Specifically, the air nozzle comprises an air nozzle and an air nozzle bracket. One end of the air tap bracket is clamped on the supporting rod, and the other end of the air tap bracket clamps the air tap. The air outlet of the air tap faces the clip, and the air inlet is connected with an external high-pressure air pipe.
Specifically, the control unit comprises a camera for acquiring bird's nest images, a lens, a visual light source and a controller for processing image information and driving the clamping extraction part and the air nozzle. The controller is respectively and electrically connected with the camera and the visual light source, and the controller is respectively and drivingly connected with the lifting cylinder, the opening and closing cylinder and the air nozzle. The visual light source vertically irradiates on the bird's nest, and the camera is aligned to the bird's nest to be picked through the lens.
As a preferable scheme of the invention, in order to improve the size and the clamping efficiency of the clamping opening of the picking device, the notch adopts a rectangular design, the length is 16 mm, the width is 2mm, and the depth is the penetrating pressing plate.
Furthermore, in order to facilitate the connection and installation of the starting device, the top of the base is provided with two grooves which are convenient for connecting an external high-pressure air pipe. One end of the slot is arranged in the center of the base, and the other end of the slot extends to the edge of the base.
As a preferable scheme of the invention, in order to conveniently adjust the gap between the two clamps, the connecting interface between the clamps and the sliding block is a U-shaped notch which is convenient for adjusting the gap size in the clamping state.
As a preferable scheme of the invention, in order to improve the probability of successful feather clamping of the clamps, 8 mutually staggered teeth are arranged at the lower ends of the clamps.

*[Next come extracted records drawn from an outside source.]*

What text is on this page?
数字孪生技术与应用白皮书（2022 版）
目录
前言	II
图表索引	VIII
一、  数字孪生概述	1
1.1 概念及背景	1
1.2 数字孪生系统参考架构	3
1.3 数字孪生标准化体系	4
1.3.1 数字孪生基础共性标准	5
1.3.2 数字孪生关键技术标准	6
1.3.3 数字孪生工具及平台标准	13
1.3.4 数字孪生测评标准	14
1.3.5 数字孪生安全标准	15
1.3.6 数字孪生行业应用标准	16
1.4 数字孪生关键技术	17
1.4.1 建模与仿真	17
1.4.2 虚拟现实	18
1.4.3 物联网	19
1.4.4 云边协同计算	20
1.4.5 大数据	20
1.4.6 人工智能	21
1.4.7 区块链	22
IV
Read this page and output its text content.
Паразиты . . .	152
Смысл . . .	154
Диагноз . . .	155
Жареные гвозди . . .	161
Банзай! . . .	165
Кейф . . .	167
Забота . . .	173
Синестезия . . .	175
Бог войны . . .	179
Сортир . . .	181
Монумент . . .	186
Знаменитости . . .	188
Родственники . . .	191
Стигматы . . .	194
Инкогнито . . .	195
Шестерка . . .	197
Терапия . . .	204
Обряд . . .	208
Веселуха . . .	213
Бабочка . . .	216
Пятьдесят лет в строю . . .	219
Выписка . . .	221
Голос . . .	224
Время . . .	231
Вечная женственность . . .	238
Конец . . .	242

As a preferred embodiment of the present invention, the camera is an industrial CCD color RGB camera; the visual light source adopts an LED light source.
The other object of the invention is achieved by the following technical scheme:
a bird's nest feather picking method based on machine vision mainly comprises the following steps:
step S1: and (3) image acquisition, namely vertically and parallelly irradiating a direct-current LED light source on the soaked natural bird's nest, and shooting and acquiring bird's nest images by using an industrial CCD color camera at a rate of 30 frames per second.
Step S2: and (3) feather feature identification, namely carrying out gray level binarization and morphological pretreatment on the acquired bird's nest image, reducing interference of micro holes and flaws in the image, and then identifying feather features through a threshold segmentation algorithm.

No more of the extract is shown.